The Dark Side of Child Fame.  McCurdy’s book is revealing about the abuse she endured from her mother, who pushed her into acting at age six, but beyond that it is a measured, heartbreakingly poignant, and often darkly funny memoir. What is perhaps most important is just how much hope and help it will surely provide to those suffering similar abuses right now.

Eating Disorders and RecoveryMcCurdy’s struggles with eating disorders and body image, fostered by her mother and worsened by her life in the spotlight, do not disappear once her mother is no longer there to control her. She undergoes a lengthy and difficult recovery process in the second half of the book, which involves seeking out counselling and acknowledging how her mother’s actions harmed her. It is worth noting that the recovery narrative occupies only a small portion of the book. The vast majority is made up of in-depth descriptions of illness, which makes it a potentially triggering read for anyone with an eating disorder, despite the overall message of hope.

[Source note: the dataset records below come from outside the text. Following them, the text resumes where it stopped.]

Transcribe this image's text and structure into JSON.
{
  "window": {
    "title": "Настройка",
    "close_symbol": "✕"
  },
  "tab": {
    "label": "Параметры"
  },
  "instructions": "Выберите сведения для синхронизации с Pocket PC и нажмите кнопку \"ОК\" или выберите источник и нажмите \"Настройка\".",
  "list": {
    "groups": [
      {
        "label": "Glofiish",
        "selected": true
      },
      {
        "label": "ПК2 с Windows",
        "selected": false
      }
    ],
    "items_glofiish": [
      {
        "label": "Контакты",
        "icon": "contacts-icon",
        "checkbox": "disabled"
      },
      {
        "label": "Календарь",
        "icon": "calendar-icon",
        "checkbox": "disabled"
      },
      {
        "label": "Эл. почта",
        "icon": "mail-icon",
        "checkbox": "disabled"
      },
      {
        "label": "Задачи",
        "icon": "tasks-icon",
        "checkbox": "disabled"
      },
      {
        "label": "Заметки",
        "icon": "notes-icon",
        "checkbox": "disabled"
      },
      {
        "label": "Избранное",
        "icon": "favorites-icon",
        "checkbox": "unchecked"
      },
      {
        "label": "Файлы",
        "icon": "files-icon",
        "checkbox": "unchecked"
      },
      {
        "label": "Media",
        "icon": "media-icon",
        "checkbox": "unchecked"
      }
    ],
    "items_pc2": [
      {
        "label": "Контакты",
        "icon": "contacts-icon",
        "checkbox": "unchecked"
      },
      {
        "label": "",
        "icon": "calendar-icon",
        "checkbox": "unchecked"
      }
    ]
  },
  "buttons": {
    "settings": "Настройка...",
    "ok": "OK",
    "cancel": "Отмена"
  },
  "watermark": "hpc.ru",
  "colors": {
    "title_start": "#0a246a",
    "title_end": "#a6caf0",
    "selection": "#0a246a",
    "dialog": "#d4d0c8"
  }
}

Identity Beyond Performance.  A key turning point in the memoir is McCurdy declining the iCarly reboot and quitting acting for writing, representing her reclaiming of her own narrative. The memoir itself is the proof of that reclamation.

Writing Style

McCurdy has a very distinctive writing voice. As she grows older throughout the book, her prose shifts from the more simplistic thoughts of a child to the reflective musings of an adult, allowing readers to immerse themselves in her emotions at each stage. Her dry humour, her choice to write in present tense, and the short length of the chapters make it surprisingly easy to get through despite its heavy subject matter.

The startling authenticity with which she discusses her past makes it clear she is committed to the memoir’s excellence. One heartbreaking thread in the book concerns McCurdy’s earliest attempts at writing, which her mother actively discouraged. It is quietly triumphant to read those passages in the context of the book’s enormous success.

A Note of Caution

This is a grim read, albeit one with a dark sense of humour throughout. If you have an eating disorder or are in recovery from one, this book is intensely triggering and does not shy away from anything. Content warnings apply for abusive parenting (physical, emotional, and sexual), eating disorder descriptions in intense detail throughout, sexual harassment, cancer, and mental illness.

Final Verdict

I’m Glad My Mom Died is one of the most unflinching memoirs to emerge from the world of celebrity in years. It refuses the usual redemption-arc packaging and instead sits with the mess and contradiction of real recovery, real grief, and real anger. McCurdy does not ask for your sympathy, but she earns it on almost every page. Whether you grew up watching iCarly or have never heard of Jennette McCurdy before picking it up, this book has the power to reframe how you think about the adults in charge of children’s lives, both on and off screen.